# taz.de -- taz🐾thema: Mit dem Löffel auf der Karte
       
       > Als die lang ersehnte Georgien-Reise abgesagt wird, greift unsere Autorin
       > erst zur Reiseliteratur und dann zu Stift und Einkaufszettel: Die Reise
       > findet in der Küche statt!
       
 (IMG) Bild: Käsebrot auf Georgisch: Chadschapuri
       
       Von Barbara Schaefer
       
       Eine Trekkingreise in Georgien. Die Idee hatte so schön geklungen. Es wurde
       nichts aus den Sommerplänen, aus den bekannten Gründen. Die Sehnsucht
       blieb. Ich blätterte immer wieder durch Kat Menschiks wundervoll
       illustriertes Buch „Durch den wilden Kaukasus“, las Geschichten über das
       „georgische Traumland Swanetien“. In einem historischen Reisebericht
       beschreibt Gottfried Merzbacher das Essen. Der Swanete könne einerseits mit
       einem Minimum an Nahrung auskommen, andererseits sei er aber wohl in der
       Lage, ein halbes Schaf auf einen Satz zu verzehren. „Eine besondere
       Delikatesse ist das sogenannte Chadschapuri“, ein Brot „mit Einlage einer
       Schicht Käse“.
       
       Ein halbes Schaf, mhm. Danach ist mir nicht. Aber vielleicht könnte man
       einmal georgisch kochen – damit zumindest der kulinarische Teil der Reise
       nicht komplett ausfällt. Ich leihe mir vom Nachbarn das Kochbuch „Die
       georgische Tafel“ und surfe im Internet. Schließlich – es wird ein Dinner
       for one – entscheide ich mich für das Brot mit Einlage und einen
       Rote-Bete-Salat.
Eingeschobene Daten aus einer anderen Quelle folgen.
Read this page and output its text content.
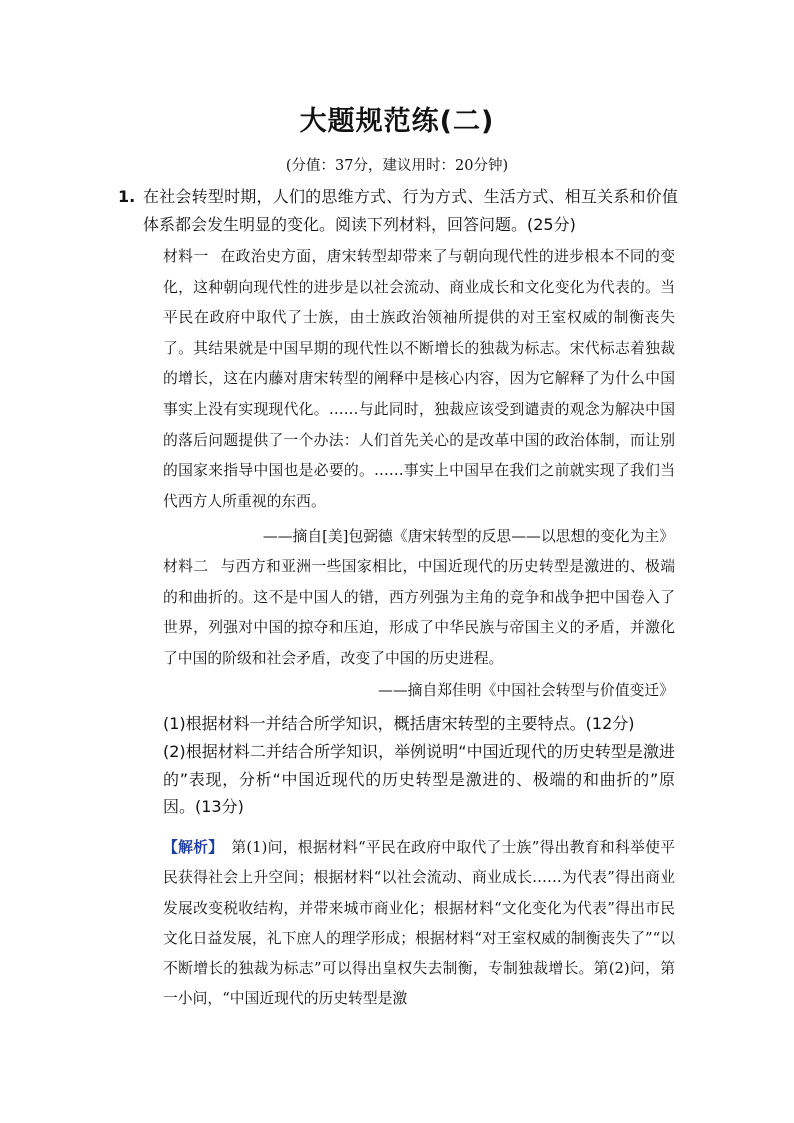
大题规范练(二)
(分值：37分，建议用时：20分钟)
1. 在社会转型时期，人们的思维方式、行为方式、生活方式、相互关系和价值体系都会发生明显的变化。阅读下列材料，回答问题。(25分)
材料一 在政治史方面，唐宋转型却带来了与朝向现代性的进步根本不同的变化，这种朝向现代性的进步是以社会流动、商业成长和文化变化为代表的。当平民在政府中取代了士族，由士族政治领袖所提供的对王室权威的制衡丧失了。其结果就是中国早期的现代性以不断增长的独裁为标志。宋代标志着独裁的增长，这在内藤对唐宋转型的阐释中是核心内容，因为它解释了为什么中国事实上没有实现现代化。……与此同时，独裁应该受到谴责的观念为解决中国的落后问题提供了一个办法：人们首先关心的是改革中国的政治体制，而让别的国家来指导中国也是必要的。……事实上中国早在我们之前就实现了我们当代西方人所重视的东西。
——摘自[美]包弼德《唐宋转型的反思——以思想的变化为主》
材料二 与西方和亚洲一些国家相比，中国近现代的历史转型是激进的、极端的和曲折的。这不是中国人的错，西方列强为主角的竞争和战争把中国卷入了世界，列强对中国的掠夺和压迫，形成了中华民族与帝国主义的矛盾，并激化了中国的阶级和社会矛盾，改变了中国的历史进程。
——摘自郑佳明《中国社会转型与价值变迁》
(1)根据材料一并结合所学知识，概括唐宋转型的主要特点。(12分)
(2)根据材料二并结合所学知识，举例说明“中国近现代的历史转型是激进的”表现，分析“中国近现代的历史转型是激进的、极端的和曲折的”原因。(13分)
【解析】 第(1)问，根据材料“平民在政府中取代了士族”得出教育和科举使平民获得社会上升空间；根据材料“以社会流动、商业成长……为代表”得出商业发展改变税收结构，并带来城市商业化；根据材料“文化变化为代表”得出市民文化日益发展，礼下庶人的理学形成；根据材料“对王室权威的制衡丧失了”“以不断增长的独裁为标志”可以得出皇权失去制衡，专制独裁增长。第(2)问，第一小问，“中国近现代的历史转型是激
Basiszutaten wie Hackfleisch, Zwiebeln, getrocknete
       Tomaten, sind im Supermarkt leicht zu finden, aber einige Gewürze fehlen.
       Und natürlich braucht es georgische Getränke!
       
       Fündig werde ich in Charlottenburg, im Laden für Internationale
       Lebensmittel und Feinkost. Rotwein aus Georgien? Na klar, zwei Regale voll.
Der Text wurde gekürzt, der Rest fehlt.